Some days ago, there was some discussion in #lisp about how to program a random variable with nontrivial probability distribution. That is, given values x_{1},…,x_{n}, and probabilities p_{1},…,p_{n}, how to write a function that randomly returns one of those values with the corresponding probability each time it is called.

It turns out this problem has a beautiful, simple, and efficient solution called the alias method (R. A. Kronmal and A. V. Peterson. *On the alias method for generating random variables from a discrete distribution*. The American Statistician, 33:214–218, 1979.), that requires only one call to the random number generator. While I haven’t read any complete explanation of it (only the one in R. A. Kronmal, A. V. Peterson, *The alias and alias-rejection-mixture methods for generating random variables from probability distributions*. Proc. 1979 Winter Simulation Conference (ed. H.J. Highland et al.) 269–280, 1979, which isn’t complete), I think it is highly unlikely that it is different from the method I describe below.

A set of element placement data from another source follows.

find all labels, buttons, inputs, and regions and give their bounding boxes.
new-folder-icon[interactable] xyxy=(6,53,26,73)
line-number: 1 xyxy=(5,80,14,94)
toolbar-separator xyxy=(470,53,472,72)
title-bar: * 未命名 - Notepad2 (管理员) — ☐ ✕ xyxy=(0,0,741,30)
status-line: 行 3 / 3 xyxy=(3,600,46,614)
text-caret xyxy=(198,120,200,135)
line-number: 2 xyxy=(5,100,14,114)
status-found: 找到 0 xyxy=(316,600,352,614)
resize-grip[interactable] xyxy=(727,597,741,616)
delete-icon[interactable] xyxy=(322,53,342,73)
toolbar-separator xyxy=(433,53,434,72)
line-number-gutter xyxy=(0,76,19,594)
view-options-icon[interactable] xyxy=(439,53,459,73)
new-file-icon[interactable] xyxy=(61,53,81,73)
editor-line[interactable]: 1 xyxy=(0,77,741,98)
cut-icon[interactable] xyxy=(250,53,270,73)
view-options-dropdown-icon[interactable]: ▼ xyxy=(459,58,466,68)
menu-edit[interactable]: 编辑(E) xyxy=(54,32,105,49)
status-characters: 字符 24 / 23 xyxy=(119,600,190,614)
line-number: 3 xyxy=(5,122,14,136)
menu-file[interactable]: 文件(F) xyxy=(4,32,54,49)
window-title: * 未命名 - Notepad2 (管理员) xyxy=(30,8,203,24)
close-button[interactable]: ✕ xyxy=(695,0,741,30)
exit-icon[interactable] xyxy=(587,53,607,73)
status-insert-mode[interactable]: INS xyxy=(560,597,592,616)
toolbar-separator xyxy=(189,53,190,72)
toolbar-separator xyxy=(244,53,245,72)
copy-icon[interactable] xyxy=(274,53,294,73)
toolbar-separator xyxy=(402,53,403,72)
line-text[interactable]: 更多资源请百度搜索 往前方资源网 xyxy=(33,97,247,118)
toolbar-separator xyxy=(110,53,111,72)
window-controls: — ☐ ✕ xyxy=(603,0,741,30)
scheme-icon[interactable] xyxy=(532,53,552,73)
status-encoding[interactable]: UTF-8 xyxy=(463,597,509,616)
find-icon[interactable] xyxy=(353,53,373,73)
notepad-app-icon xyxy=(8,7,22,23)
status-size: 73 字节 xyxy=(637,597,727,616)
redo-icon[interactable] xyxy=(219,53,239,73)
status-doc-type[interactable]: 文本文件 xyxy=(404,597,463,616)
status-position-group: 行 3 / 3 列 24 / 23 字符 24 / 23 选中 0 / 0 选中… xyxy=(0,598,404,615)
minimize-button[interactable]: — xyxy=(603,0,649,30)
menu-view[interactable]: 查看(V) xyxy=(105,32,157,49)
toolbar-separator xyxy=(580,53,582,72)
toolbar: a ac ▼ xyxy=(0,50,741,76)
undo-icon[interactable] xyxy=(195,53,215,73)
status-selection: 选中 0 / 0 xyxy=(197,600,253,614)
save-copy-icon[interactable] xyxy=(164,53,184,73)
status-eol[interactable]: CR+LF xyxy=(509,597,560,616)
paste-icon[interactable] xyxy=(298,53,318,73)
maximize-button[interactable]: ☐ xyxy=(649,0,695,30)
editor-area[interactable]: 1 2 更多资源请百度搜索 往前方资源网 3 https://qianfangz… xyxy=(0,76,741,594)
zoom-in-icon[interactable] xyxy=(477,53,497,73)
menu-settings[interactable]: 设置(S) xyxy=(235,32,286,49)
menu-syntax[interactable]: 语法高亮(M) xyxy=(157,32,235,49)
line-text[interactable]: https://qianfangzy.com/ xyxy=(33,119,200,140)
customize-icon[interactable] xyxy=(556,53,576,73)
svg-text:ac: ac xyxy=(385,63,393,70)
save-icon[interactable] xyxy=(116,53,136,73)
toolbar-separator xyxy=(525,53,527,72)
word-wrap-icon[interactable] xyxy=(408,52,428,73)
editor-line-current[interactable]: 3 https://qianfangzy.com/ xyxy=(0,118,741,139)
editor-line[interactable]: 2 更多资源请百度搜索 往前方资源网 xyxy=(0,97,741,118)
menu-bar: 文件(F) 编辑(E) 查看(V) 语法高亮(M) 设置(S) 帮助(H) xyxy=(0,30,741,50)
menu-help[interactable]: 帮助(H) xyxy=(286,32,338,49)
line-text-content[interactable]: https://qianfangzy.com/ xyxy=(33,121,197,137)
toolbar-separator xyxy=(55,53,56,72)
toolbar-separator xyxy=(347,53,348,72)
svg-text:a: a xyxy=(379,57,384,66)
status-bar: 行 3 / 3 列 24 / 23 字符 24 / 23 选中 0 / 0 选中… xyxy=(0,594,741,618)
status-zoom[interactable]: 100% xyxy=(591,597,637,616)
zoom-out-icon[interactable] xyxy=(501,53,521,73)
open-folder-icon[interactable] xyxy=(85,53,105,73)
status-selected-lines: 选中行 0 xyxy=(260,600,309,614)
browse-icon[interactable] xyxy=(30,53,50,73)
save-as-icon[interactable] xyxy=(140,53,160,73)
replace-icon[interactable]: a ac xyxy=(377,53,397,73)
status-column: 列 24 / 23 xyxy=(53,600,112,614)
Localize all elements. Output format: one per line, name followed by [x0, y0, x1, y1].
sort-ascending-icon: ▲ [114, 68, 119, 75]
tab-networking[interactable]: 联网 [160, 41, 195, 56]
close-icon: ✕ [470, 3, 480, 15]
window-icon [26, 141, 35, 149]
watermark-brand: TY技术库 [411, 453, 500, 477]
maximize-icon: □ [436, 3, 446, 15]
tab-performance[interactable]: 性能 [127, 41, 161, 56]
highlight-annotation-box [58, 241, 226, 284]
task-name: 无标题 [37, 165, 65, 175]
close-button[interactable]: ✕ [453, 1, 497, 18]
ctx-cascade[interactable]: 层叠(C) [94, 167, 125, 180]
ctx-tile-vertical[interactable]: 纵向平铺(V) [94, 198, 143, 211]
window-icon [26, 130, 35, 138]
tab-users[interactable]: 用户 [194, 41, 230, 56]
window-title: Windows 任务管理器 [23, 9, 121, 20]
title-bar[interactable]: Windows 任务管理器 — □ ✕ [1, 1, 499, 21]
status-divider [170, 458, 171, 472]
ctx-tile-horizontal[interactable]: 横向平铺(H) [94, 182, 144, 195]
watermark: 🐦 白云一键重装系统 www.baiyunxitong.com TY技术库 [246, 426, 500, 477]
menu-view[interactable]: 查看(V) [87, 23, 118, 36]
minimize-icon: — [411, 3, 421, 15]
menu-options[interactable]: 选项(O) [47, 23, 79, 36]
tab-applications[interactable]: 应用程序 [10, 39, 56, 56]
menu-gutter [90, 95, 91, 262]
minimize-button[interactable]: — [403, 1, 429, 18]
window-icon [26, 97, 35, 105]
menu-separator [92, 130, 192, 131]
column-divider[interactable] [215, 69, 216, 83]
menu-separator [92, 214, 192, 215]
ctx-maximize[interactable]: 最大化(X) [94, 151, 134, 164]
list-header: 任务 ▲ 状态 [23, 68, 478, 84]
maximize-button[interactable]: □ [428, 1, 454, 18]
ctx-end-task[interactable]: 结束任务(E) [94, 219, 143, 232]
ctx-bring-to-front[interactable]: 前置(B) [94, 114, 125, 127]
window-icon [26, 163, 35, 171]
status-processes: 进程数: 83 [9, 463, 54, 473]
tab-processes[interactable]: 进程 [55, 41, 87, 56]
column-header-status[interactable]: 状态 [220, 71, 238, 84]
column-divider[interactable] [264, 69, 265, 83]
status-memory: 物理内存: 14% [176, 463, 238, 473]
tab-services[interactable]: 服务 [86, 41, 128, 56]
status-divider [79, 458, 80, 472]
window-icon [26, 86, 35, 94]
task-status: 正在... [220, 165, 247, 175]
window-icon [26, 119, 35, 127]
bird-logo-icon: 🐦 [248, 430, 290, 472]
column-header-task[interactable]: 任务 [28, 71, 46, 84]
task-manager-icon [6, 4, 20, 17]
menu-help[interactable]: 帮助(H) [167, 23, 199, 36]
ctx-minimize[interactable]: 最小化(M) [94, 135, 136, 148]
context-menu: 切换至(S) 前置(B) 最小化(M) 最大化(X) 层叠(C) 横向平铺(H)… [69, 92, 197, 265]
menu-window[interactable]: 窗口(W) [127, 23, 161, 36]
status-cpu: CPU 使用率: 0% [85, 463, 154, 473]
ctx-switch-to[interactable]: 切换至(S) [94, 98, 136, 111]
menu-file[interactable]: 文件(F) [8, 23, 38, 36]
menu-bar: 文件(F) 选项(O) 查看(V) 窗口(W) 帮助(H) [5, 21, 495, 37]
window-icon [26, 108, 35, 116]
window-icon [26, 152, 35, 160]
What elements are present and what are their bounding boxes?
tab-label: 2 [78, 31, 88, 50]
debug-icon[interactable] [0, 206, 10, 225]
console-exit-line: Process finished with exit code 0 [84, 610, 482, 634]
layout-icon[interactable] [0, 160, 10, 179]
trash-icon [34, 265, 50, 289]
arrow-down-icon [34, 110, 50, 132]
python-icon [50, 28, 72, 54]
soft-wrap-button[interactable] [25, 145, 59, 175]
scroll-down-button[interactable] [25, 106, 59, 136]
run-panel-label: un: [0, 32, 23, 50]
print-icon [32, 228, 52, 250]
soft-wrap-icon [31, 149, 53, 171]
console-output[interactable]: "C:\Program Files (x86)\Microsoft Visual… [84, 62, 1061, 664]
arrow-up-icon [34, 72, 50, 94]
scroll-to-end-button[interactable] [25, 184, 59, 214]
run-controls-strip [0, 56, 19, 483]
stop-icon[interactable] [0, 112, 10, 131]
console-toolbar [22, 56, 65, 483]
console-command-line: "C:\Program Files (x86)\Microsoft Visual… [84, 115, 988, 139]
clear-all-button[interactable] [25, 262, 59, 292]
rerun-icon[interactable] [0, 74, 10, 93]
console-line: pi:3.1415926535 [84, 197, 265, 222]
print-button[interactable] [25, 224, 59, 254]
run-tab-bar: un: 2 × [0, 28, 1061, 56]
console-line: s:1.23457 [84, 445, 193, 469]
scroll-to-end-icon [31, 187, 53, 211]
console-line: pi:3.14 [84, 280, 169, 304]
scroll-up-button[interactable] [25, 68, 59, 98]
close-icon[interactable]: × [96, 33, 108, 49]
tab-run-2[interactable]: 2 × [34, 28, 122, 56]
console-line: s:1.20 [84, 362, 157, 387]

An Common Lisp implementation can be found here.

**The alias method**

If you choose one real number between 0 and 1 at random with a uniform distribution, the probability that it lies between a and b, with

0≤a<b≤1, is b-a. So the obvious solution to our problem is to put intervals I_{i} in [0,1) of length p_{i} next to each other. Each time we want a value of our random variable, we choose a value v in [0,1) at random with a uniform distribution, and see in which interval it falls. If it falls in I_{k}, the value is x_{k}. The problem is that finding the interval is costly.

The fundamental idea behind the alias method is that this approach still works if each I_{i} was subdivided in nonoverlaping, not necessarily contiguous intervals J_{i}^{1}, J_{i}^{2},…,J_{i}^{ki} in [0,1) such that the sum of their lengths is p_{i}. This can be used to rearange the intervals in such a way that it is easy to know in what interval a given point lies, and to which value the interval corresponds. To do this, one divides [0,1) in n intervals L_{k} of equal length, and then packs each with at most two intervals belonging to different x_{k}. Thus, finding out in what interval a point falls amounts to finding out, first, in which L_{k} it falls, which can be obtained by division and truncation, and then finding out which one of the two possibilities that are left holds.

To get this redistribution right, pack L_{1} with an interval whose length is less or equal than 1/n, and, if necessary, take away what is needed to fill up L_{1} from one whose length is greater than 1/n. Now, filling up the rest of the L_{i} is very close to the initial problem, but with one value (and one interval) less.

#1 by Jens Axel Søgaard on April 17, 2006 - 7:42 pm

An interesting problem. Is this alias method the same as the alias method in “The Art of Computer Programming” by Knuth vol 2 section 3.2.1 ? It seems to solve the same problem, but is attributed to A.J.Walker (1977).

A Scheme implementation can be found at the bottom of

#2 by Jens Axel Søgaard on April 17, 2006 - 7:43 pm

The link disappeared:

http://cvs.sourceforge.net/viewcvs.py/schematics/schemathics/random.ss?rev=1.5&view=auto

#3 by prxq on April 17, 2006 - 10:55 pm

In the second reference I gave above, the authors say that their version is a slight modification of the alias method by Walker. Not having the Knuth at hand, I can’t really say.

#4 by Jens Axel Søgaard on April 17, 2006 - 11:31 pm

Based on the title “On the alias method…” I think you are right it is a refinement of the Walker method. I was unable to find an online copy, so I hope my local library can get it for me.